I think of a recent personal example in which a dear friend came to me and expressed a desire to quit her job and start working in a completely new profession. My first reaction was to make the judgment that she was being highly impulsive. I knew how hard she had worked to be where she was and that she was on the brink of an important promotion. I also knew that the new job choice was much lower paying and unsteady. Instead of saying all of that to her, I bit my tongue and allowed her the space to share why she was feeling so burnt out. I stepped back and listened, acknowledged, and validated her story and experience. It wasn’t easy.
I felt the fear bubbling up inside of me, the fear that she might make an “impulsive” decision that she would regret. I also felt an “obligation” to share words of wisdom and talk her out of making a potentially “wrong” decision. Again, I chose not to do this and I really listened to her process.
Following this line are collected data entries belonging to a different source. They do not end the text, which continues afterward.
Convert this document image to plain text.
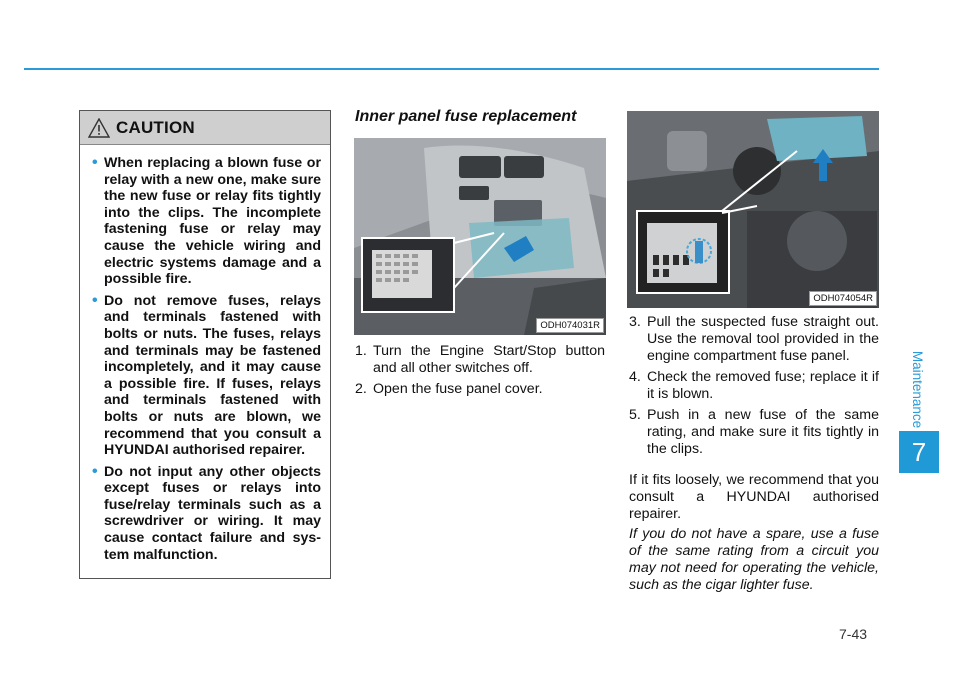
CAUTION
• When replacing a blown fuse or relay with a new one, make sure the new fuse or relay fits tightly into the clips. The incomplete fastening fuse or relay may cause the vehicle wiring and electric systems damage and a possible fire.
• Do not remove fuses, relays and terminals fastened with bolts or nuts. The fuses, relays and terminals may be fastened incompletely, and it may cause a possible fire. If fuses, relays and terminals fastened with bolts or nuts are blown, we recommend that you consult a HYUNDAI authorised repairer.
• Do not input any other objects except fuses or relays into fuse/relay terminals such as a screwdriver or wiring. It may cause contact failure and sys-tem malfunction.
Inner panel fuse replacement
ODH074031R
1. Turn the Engine Start/Stop button and all other switches off.
2. Open the fuse panel cover.
ODH074054R
3. Pull the suspected fuse straight out. Use the removal tool provided in the engine compartment fuse panel.
4. Check the removed fuse; replace it if it is blown.
5. Push in a new fuse of the same rating, and make sure it fits tightly in the clips.
If it fits loosely, we recommend that you consult a HYUNDAI authorised repairer.
If you do not have a spare, use a fuse of the same rating from a circuit you may not need for operating the vehicle, such as the cigar lighter fuse.
Maintenance
7
7-43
As I did, I was able to better understand why she was struggling and how desperate she felt.
Also, because she felt heard and validated she was able to challenge herself and began to share some of the concerns that I had chosen to hold back. I recognized that if I had come with a solution she would have fought me on it and become more entrenched in her position. Instead, because I aligned with her and treated her like the expert on her own life, she rose to the occasion. Through the discussion, the final outcome became less important and we focused more on the process and her ability to weigh all the options outside of the two she was originally focused on; stay and be miserable or leave and be happier. Instead of feeling stuck between two intense options she was able to see a range of possibilities, and because I managed my own reactivity I felt more connected to her.
References
Bandura, Albert. (1977). Self-efficacy: Toward a unifying theory of behavioral change. Psychological review, 84(2), 191.
Lundahl, Brad W, Kunz, Chelsea, Brownell, Cynthia, Tollefson, Derrik, & Burke, Brian L. (2010). A meta-analysis of motivational interviewing: Twenty-five years of empirical studies. Research on Social Work Practice.
Miller, William R, & Rollnick, Stephen. (2012). Motivational interviewing: Helping people change: Guilford Press.